With influences on his work ranging from musical orishas such as Ornette Coleman, John Coltrane, Thelonius Monk, and Sun Ra to the Cuban Revolution, Malcolm X and world revolutionary movements, Baraka is renowned as the founder of the Black Arts Movement in Harlem in the 1960s that became, though short-lived, the virtual blueprint for a new American theater aesthetics. The movement and his published and performance work, such as the signature study on African-American music, Blues People (1963) and the play Dutchman (1963) practically seeded “the cultural corollary to black nationalism” of that revolutionary American milieu.

The Dutchman, Amiri Baraka's most widely known dramatic work, was first presented at the Cherry Lane Theater in New York City in March 1964. This explosive examination of race relations in America, easily the most talked about play of the year, brought its writer the Village Voice's Obie Award in recognition of the play being the most outstanding Off-Broadway production of the year.
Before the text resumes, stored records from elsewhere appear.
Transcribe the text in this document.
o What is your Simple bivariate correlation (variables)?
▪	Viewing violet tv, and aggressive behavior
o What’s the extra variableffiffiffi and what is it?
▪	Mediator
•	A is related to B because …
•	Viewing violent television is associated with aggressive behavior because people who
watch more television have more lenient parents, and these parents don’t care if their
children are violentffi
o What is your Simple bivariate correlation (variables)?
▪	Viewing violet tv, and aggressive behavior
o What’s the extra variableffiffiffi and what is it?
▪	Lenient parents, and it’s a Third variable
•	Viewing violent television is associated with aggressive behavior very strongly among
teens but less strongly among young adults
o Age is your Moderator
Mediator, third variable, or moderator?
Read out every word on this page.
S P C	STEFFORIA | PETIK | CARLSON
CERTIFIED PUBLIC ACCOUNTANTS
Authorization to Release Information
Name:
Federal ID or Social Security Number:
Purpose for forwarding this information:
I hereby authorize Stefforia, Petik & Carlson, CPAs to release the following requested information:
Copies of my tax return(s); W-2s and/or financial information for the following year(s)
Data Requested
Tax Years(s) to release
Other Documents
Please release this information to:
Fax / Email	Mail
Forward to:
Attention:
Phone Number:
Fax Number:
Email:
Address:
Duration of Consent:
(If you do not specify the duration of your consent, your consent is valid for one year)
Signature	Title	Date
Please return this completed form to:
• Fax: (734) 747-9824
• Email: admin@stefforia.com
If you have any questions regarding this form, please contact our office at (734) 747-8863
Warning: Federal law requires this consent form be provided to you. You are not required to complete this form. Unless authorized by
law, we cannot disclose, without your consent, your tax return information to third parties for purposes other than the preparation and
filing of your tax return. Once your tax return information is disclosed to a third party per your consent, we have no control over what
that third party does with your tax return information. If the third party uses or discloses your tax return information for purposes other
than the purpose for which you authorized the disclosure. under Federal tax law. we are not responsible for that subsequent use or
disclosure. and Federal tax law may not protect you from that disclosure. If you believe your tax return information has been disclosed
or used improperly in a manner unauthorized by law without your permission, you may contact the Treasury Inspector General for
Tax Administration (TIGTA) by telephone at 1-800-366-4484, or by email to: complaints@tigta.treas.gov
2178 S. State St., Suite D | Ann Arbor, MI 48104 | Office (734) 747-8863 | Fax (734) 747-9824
This highly controversial play was given film treatment in 1967.

His awards and honors include an Obie, the American Academy of Arts & Letters award, the James Weldon Johnson Medal for contributions to the arts, Rockefeller Foundation and National Endowment for the Arts grants, Professor Emeritus at the State university of New York at Stony Brook, and the Poet Laureate of New Jersey.

**2009 Guest Playwright 3) Paradise Revisited - Playwright Larry Americ Allen

Larry Americ Allen has a Master's in Creative Writing and is the author of the Shakespeare's Lost Masterpiece.  The play was selected by the National Black Theater Festival as One of the Best New Plays by an Emerging Playwright.  The play made its premiered last summer at the Buriel Clay Theater in San Francisco before moving to Laney College in Oakland.  Americ is also the winner of the Ebony Passages Award for Best Dramatic Script for The Expulsion of Malcolm X.  His plays have been performed at the Lorraine Hansberry Theater, the Black Repertory Theater, and the New Zephyr Theater.

   A look at the life of a Tenderloin resident that receives an unexpected visitor.